Replacing Julie Andrews as Mary Poppins is Emily Blunt, and my god was it perfect casting. She has so much charm and heart but can also be stern and fair. A whole cast of characters from the original film return with new casting, including Julie Walters as Ellen the house chef, Emily Mortimer and Ben Whishaw as Jane and Michael Banks, and David Warner as Admiral Boom. New cast members include Colin Firth as the new president of Fidelity Fiduciary Bank, Meryl Streep as Mary Poppins’ eastern European cousin Topsy, and most brilliantly, Lin Manuel Miranda as Jack, a cockney lamplighter who worked with Bert when he was younger. The cast are all on top form, and bring the magical world of Poppins to life.
The story is a fairly simple affair, and very similar to the first film. After his wife passed away, Michael and his children are about to lose their home, but Mary Poppins swoops in to help show them all what is really important. The film’s plot is very derivative of the original. In the first film, Mary Poppins arrives, teaches the kids how something boring can be fun, takes them on an animated adventure, visits a quirky singing relative, then takes them to the bank before dancing with a load of cockneys and so on. The same happens here, and because it’s so similar, it almost begs to be compared to the original.

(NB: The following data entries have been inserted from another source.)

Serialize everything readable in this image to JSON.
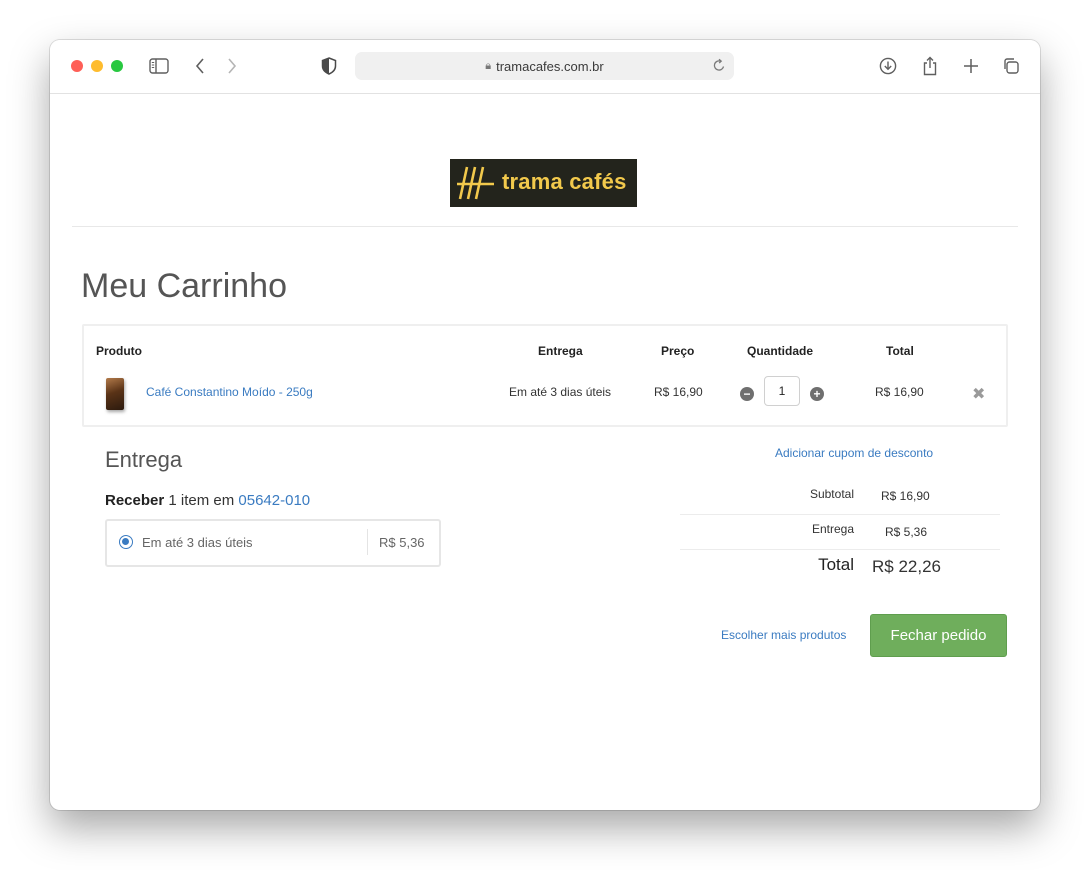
{
  "browser": {
    "url": "tramacafes.com.br"
  },
  "site": {
    "logo_text": "trama cafés"
  },
  "page": {
    "title": "Meu Carrinho"
  },
  "cart": {
    "headers": {
      "product": "Produto",
      "delivery": "Entrega",
      "price": "Preço",
      "quantity": "Quantidade",
      "total": "Total"
    },
    "items": [
      {
        "name": "Café Constantino Moído - 250g",
        "delivery": "Em até 3 dias úteis",
        "price": "R$ 16,90",
        "quantity": "1",
        "total": "R$ 16,90"
      }
    ]
  },
  "shipping": {
    "title": "Entrega",
    "receive_label": "Receber",
    "receive_text": " 1 item em ",
    "cep": "05642-010",
    "option_label": "Em até 3 dias úteis",
    "option_price": "R$ 5,36"
  },
  "summary": {
    "coupon_link": "Adicionar cupom de desconto",
    "subtotal_label": "Subtotal",
    "subtotal_value": "R$ 16,90",
    "shipping_label": "Entrega",
    "shipping_value": "R$ 5,36",
    "total_label": "Total",
    "total_value": "R$ 22,26"
  },
  "actions": {
    "more_products": "Escolher mais produtos",
    "checkout": "Fechar pedido"
  },
  "colors": {
    "link": "#3a7bc1",
    "checkout_button": "#6fae5c",
    "logo_bg": "#23241c",
    "logo_text": "#f2c94c"
  }
}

Honestly, I think the film tries a bit too hard. There is clearly so much love and affection for the original in this film, and obviously everyone making it was enamoured with it. But I think that love has gone a bit too far, because what should be a simple film with bonkers adventures ends up being quite complicated and frankly over the top. I know that what characterised the first one was dancing on rooftops and jumping into pavement paintings, but this sequel ups that craziness to too much of a degree and it ultimately proves detrimental to the final product. That being said, the decision to create another sequence using hand-drawn cartoon animation was a stroke of genius, and it was wonderful to see the classic Disney style back on the big screen.

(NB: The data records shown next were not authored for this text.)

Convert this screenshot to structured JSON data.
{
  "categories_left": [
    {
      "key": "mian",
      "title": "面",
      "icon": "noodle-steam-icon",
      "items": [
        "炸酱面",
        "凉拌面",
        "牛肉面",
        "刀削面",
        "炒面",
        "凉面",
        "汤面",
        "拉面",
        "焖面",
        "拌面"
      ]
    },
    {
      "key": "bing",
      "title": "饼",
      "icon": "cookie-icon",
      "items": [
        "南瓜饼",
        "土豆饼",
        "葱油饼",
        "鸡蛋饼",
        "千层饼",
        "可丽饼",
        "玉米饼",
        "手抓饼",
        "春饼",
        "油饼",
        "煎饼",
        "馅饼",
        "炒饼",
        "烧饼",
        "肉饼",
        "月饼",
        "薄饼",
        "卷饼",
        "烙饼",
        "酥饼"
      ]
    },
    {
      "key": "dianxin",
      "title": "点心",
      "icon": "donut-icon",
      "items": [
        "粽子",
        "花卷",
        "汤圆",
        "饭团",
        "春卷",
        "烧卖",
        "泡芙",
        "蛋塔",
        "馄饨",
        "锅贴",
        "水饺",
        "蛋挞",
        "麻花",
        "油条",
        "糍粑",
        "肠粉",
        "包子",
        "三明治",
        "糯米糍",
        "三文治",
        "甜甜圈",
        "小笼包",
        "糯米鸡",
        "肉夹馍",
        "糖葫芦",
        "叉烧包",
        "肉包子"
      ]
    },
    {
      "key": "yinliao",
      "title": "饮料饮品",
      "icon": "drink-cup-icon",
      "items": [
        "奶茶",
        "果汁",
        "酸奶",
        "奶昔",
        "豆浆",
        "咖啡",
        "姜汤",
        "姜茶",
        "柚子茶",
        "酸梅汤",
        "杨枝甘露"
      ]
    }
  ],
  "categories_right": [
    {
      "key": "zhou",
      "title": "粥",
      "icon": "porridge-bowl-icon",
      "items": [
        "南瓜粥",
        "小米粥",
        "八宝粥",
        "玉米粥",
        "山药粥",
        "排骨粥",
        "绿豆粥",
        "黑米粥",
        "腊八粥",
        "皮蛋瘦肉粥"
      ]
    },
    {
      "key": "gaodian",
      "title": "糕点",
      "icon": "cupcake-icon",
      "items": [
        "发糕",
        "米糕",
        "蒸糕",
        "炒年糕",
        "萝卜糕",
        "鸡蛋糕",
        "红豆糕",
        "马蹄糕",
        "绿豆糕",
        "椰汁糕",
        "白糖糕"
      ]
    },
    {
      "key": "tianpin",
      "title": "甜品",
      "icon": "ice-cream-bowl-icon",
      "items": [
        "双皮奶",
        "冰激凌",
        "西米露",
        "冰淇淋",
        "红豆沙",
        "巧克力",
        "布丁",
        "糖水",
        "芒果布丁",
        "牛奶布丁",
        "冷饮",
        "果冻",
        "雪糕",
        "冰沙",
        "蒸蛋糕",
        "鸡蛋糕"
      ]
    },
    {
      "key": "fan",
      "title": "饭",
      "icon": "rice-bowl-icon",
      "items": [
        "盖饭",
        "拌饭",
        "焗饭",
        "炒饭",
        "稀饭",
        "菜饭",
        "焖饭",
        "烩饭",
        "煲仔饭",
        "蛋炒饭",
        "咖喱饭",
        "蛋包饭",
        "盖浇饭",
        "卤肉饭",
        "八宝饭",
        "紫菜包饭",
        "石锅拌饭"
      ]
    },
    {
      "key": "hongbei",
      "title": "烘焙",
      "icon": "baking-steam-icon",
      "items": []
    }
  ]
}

The tone of the original has been perfectly matched with the music and songs, and it’s clear that Richard M. Sherman (writer of the original songs with his brother Robert) was a music consultant. Composed by Marc Shaiman (of Hairspray fame) with lyrics from Shaiman and Scott Wittman, the music is just as vibrant and jolly as ever. The songs have a definite ‘this one is the new version of that old one’ feel, but this doesn’t really matter when so much gusto and charm is given to them.
Without a doubt, Lin Manuel Miranda’s song ‘Trip a Little Light Fantastic’ is the standout piece, with a whole crowd of dancing lamplighters replicating the classic ‘Step in Time’ sequence. Another fun inclusion is an almost ‘Hamilton’ style lyrical rap section in the song “A Cover Is Not the Book”, clearly added once Miranda was cast in the part. The musical score also included references to several of the classic songs and these were particular highlights. Most importantly, just like the first, this film’s songs made me cry. Not as much, or for as long, but it does manage to pack an emotional punch.
Overall, Mary Poppins Returns is exactly that. It’s Mary Poppins returning for another fun and colourful adventure. It captures the tone and magic of the original, and while it is sometimes overdone, there are other moments where genuine greatness is reached.